5

Zeerovers

Keizer kijkt naar zijn moeder op de foto. Ze is jarig vandaag, als ze nog leeft tenminste. Zijn vader heeft zojuist een vaasje met bloemen uit de tuin bij haar foto gezet. Hij staat bij de CD-speler en zet haar liedje op.

Keizer wil iets tegen zijn moeder op de foto zeggen. Niets bijzonders. Gewoon wat je zegt tegen iemand die jarig is: “Gefeliciteerd met je verjaardag.”

Maar hij kan alleen maar naar haar kijken. Vreemd eigenlijk. Op zijn lievelingsplek in de duinen voert hij hele gesprekken met haar en hier thuis bij haar foto krijgt hij geen woord over zijn lippen. En niet omdat zijn vader nu in de kamer is. Ook als Keizer helemaal alleen is, praat hij niet tegen de foto.

Hij weet dat de vrouw in het lijstje zijn moeder is, maar hij kan er zich niets bij voorstellen. Zijn vader is zijn moeder en zijn moeder is dood.

Of niet…

Aan de foto kun je dat niet zien. Keizer heeft wel eens gehoord dat er mensen die dat wel kunnen. Hij kan het niet. Hij heeft een klassenfoto van groep 1 waarop een meisje staat dat is overleden. Het is nergens aan te zien. Yvette, zoals het dode meisje heet, lijkt op de foto voor eeuwig te lachen.

Zijn moeder kijkt ernstig. Ze heeft droevige ogen, vindt Keizer. Mooi, maar droevig. Ze passen goed bij het liedje in het lijstje naast de foto.

Zijn vader zingt zacht met de muziek mee: “Ik zoem een lied van vrijheid en verlangen, als een bij in een glas gevangen.” Als het liedje is afgelopen zet hij de CD-speler uit.

“Ga je mee een eindje lopen, Keizer?” vraagt hij.

Keizer trekt meteen een trui aan. Net als zijn vader heeft hij zin om buiten te zijn en de wind te voelen.

Keizer en zijn vader lopen naast elkaar over het harde zand, dicht langs de golven. Ze hebben de wind in de rug.

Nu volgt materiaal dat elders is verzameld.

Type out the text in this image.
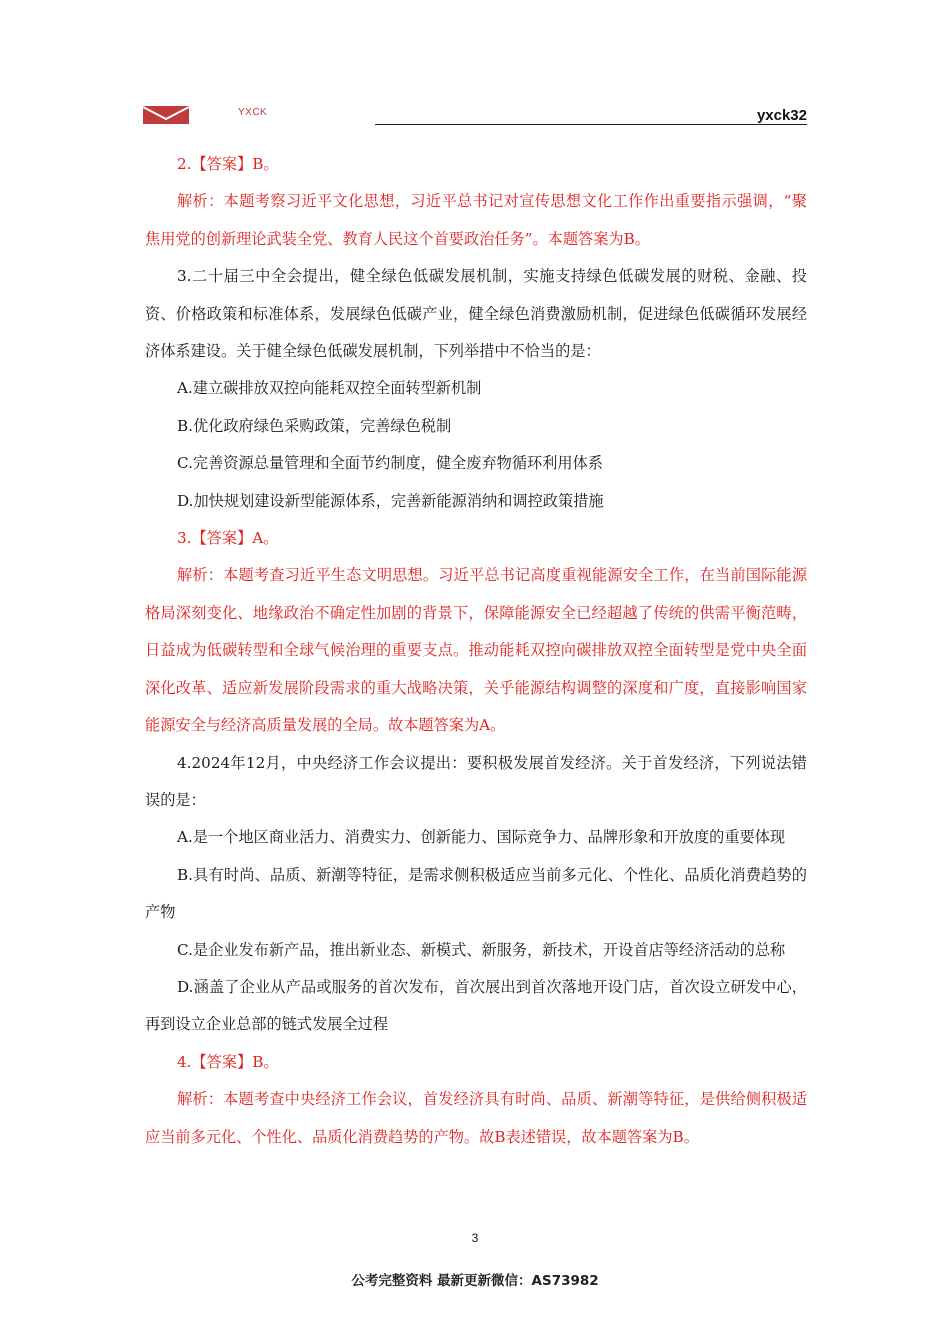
YXCK	yxck32

2.【答案】B。

解析：本题考察习近平文化思想，习近平总书记对宣传思想文化工作作出重要指示强调，“聚焦用党的创新理论武装全党、教育人民这个首要政治任务”。本题答案为B。

3.二十届三中全会提出，健全绿色低碳发展机制，实施支持绿色低碳发展的财税、金融、投资、价格政策和标准体系，发展绿色低碳产业，健全绿色消费激励机制，促进绿色低碳循环发展经济体系建设。关于健全绿色低碳发展机制，下列举措中不恰当的是：

A.建立碳排放双控向能耗双控全面转型新机制

B.优化政府绿色采购政策，完善绿色税制

C.完善资源总量管理和全面节约制度，健全废弃物循环利用体系

D.加快规划建设新型能源体系，完善新能源消纳和调控政策措施

3.【答案】A。

解析：本题考查习近平生态文明思想。习近平总书记高度重视能源安全工作，在当前国际能源格局深刻变化、地缘政治不确定性加剧的背景下，保障能源安全已经超越了传统的供需平衡范畴，日益成为低碳转型和全球气候治理的重要支点。推动能耗双控向碳排放双控全面转型是党中央全面深化改革、适应新发展阶段需求的重大战略决策，关乎能源结构调整的深度和广度，直接影响国家能源安全与经济高质量发展的全局。故本题答案为A。

4.2024年12月，中央经济工作会议提出：要积极发展首发经济。关于首发经济，下列说法错误的是：

A.是一个地区商业活力、消费实力、创新能力、国际竞争力、品牌形象和开放度的重要体现

B.具有时尚、品质、新潮等特征，是需求侧积极适应当前多元化、个性化、品质化消费趋势的产物

C.是企业发布新产品，推出新业态、新模式、新服务，新技术，开设首店等经济活动的总称

D.涵盖了企业从产品或服务的首次发布，首次展出到首次落地开设门店，首次设立研发中心，再到设立企业总部的链式发展全过程

4.【答案】B。

解析：本题考查中央经济工作会议，首发经济具有时尚、品质、新潮等特征，是供给侧积极适应当前多元化、个性化、品质化消费趋势的产物。故B表述错误，故本题答案为B。

3
公考完整资料 最新更新微信：AS73982
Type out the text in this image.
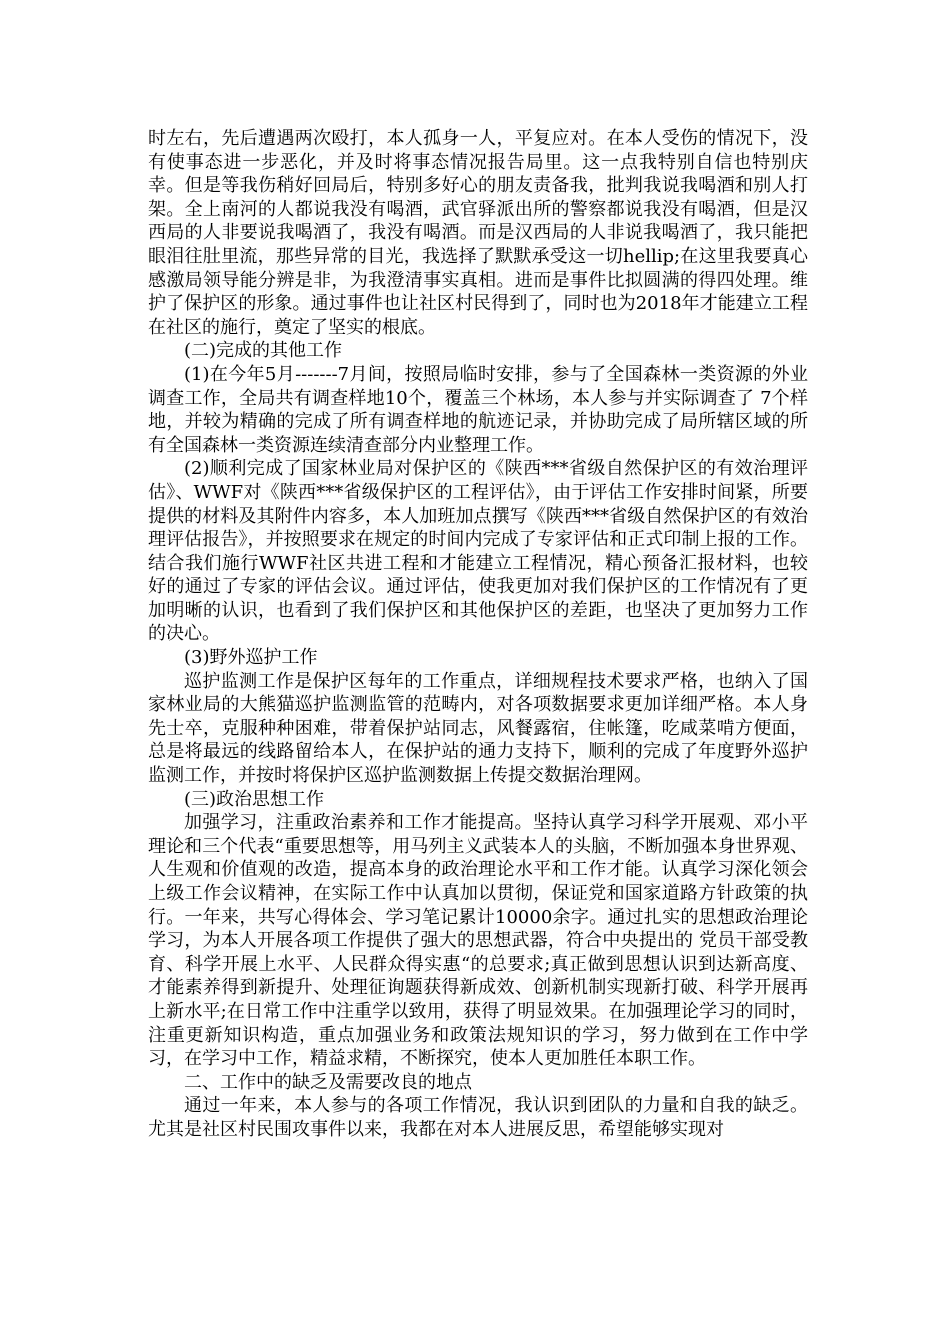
时左右，先后遭遇两次殴打，本人孤身一人，平复应对。在本人受伤的情况下，没有使事态进一步恶化，并及时将事态情况报告局里。这一点我特别自信也特别庆幸。但是等我伤稍好回局后，特别多好心的朋友责备我，批判我说我喝酒和别人打架。全上南河的人都说我没有喝酒，武官驿派出所的警察都说我没有喝酒，但是汉西局的人非要说我喝酒了，我没有喝酒。而是汉西局的人非说我喝酒了，我只能把眼泪往肚里流，那些异常的目光，我选择了默默承受这一切hellip;在这里我要真心感激局领导能分辨是非，为我澄清事实真相。进而是事件比拟圆满的得四处理。维护了保护区的形象。通过事件也让社区村民得到了，同时也为2018年才能建立工程在社区的施行，奠定了坚实的根底。

(二)完成的其他工作

(1)在今年5月-------7月间，按照局临时安排，参与了全国森林一类资源的外业调查工作，全局共有调查样地10个，覆盖三个林场，本人参与并实际调查了 7个样地，并较为精确的完成了所有调查样地的航迹记录，并协助完成了局所辖区域的所有全国森林一类资源连续清查部分内业整理工作。

(2)顺利完成了国家林业局对保护区的《陕西***省级自然保护区的有效治理评估》、WWF对《陕西***省级保护区的工程评估》，由于评估工作安排时间紧，所要提供的材料及其附件内容多，本人加班加点撰写《陕西***省级自然保护区的有效治理评估报告》，并按照要求在规定的时间内完成了专家评估和正式印制上报的工作。结合我们施行WWF社区共进工程和才能建立工程情况，精心预备汇报材料，也较好的通过了专家的评估会议。通过评估，使我更加对我们保护区的工作情况有了更加明晰的认识，也看到了我们保护区和其他保护区的差距，也坚决了更加努力工作的决心。

(3)野外巡护工作

巡护监测工作是保护区每年的工作重点，详细规程技术要求严格，也纳入了国家林业局的大熊猫巡护监测监管的范畴内，对各项数据要求更加详细严格。本人身先士卒，克服种种困难，带着保护站同志，风餐露宿，住帐篷，吃咸菜啃方便面，总是将最远的线路留给本人，在保护站的通力支持下，顺利的完成了年度野外巡护监测工作，并按时将保护区巡护监测数据上传提交数据治理网。

(三)政治思想工作

加强学习，注重政治素养和工作才能提高。坚持认真学习科学开展观、邓小平理论和三个代表“重要思想等，用马列主义武装本人的头脑，不断加强本身世界观、人生观和价值观的改造，提高本身的政治理论水平和工作才能。认真学习深化领会上级工作会议精神，在实际工作中认真加以贯彻，保证党和国家道路方针政策的执行。一年来，共写心得体会、学习笔记累计10000余字。通过扎实的思想政治理论学习，为本人开展各项工作提供了强大的思想武器，符合中央提出的 党员干部受教育、科学开展上水平、人民群众得实惠“的总要求;真正做到思想认识到达新高度、才能素养得到新提升、处理征询题获得新成效、创新机制实现新打破、科学开展再上新水平;在日常工作中注重学以致用，获得了明显效果。在加强理论学习的同时，注重更新知识构造，重点加强业务和政策法规知识的学习，努力做到在工作中学习，在学习中工作，精益求精，不断探究，使本人更加胜任本职工作。

二、工作中的缺乏及需要改良的地点

通过一年来，本人参与的各项工作情况，我认识到团队的力量和自我的缺乏。尤其是社区村民围攻事件以来，我都在对本人进展反思，希望能够实现对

“Weet je nog dat jij vroeger altijd wilde weten hoe groot de zee was?” zegt Keizers vader.

“En wat zei jij dan?”

“Dan zei ik dat ik dat niet wist. En dan zei jij: Ik ook niet.”

“En verder?”

“Verder niks. Maar ik vond het eigenlijk wel een goed antwoord van onszelf. Hoe groot is de zee? Dat weten we niet. Zo groot is de zee dus.”

Keizer kan het zich niet herinneren. Hij weet nog wel dat zijn vader hem eens, jaren geleden, tijdens een wandeling over het strand toen het eb begon te worden, het verhaal heeft verteld van de bende zeerovers, die in de duinen leefde. De zeerovers vonden dat de zee veel te groot en te diep was en elke dag trokken ze er met emmertjes op uit om de zee leeg te scheppen. “Kijk maar, Keizer,” had zijn vader gezegd, “de zeerovers zijn weer bezig. Eerst stond het water nog tot over de golfbrekers en nu liggen ze al bijna droog.”

Op dit moment is het doodtij. Nog even en dan komen de zeerovers weer in actie en wordt het eb.

Kom maar tevoorschijn, jongens, denkt Keizer. Schep de zee maar leeg, dan loop ik over de zeebodem en ga ik langs de spartelende vissen en de gezonken zeeschepen op zoek naar mijn moeder. Ze is jarig vandaag en ze geeft een feestje. Ze is dertig geworden! Gefeliciteerd, mama. Lang zal je leven! En kijk eens wat ik voor je heb meegebracht: een ketting van de mooiste schelpen die ik op het strand heb gevonden. Het zijn er precies dertig. Voor elk jaar een. En voortaan kom ik ieder jaar op je verjaardag en dan neem ik telkens een nieuwe schelp voor je mee, voor aan je ketting, dan weet je altijd precies hoeveel jaar je bent, mama. Al word je nog zo oud…

Hij kijkt omhoog naar zijn vader, die het liedje zingt van vrijheid en verlangen.

Wat zou mijn liedje zijn? vraagt Keizer zich af.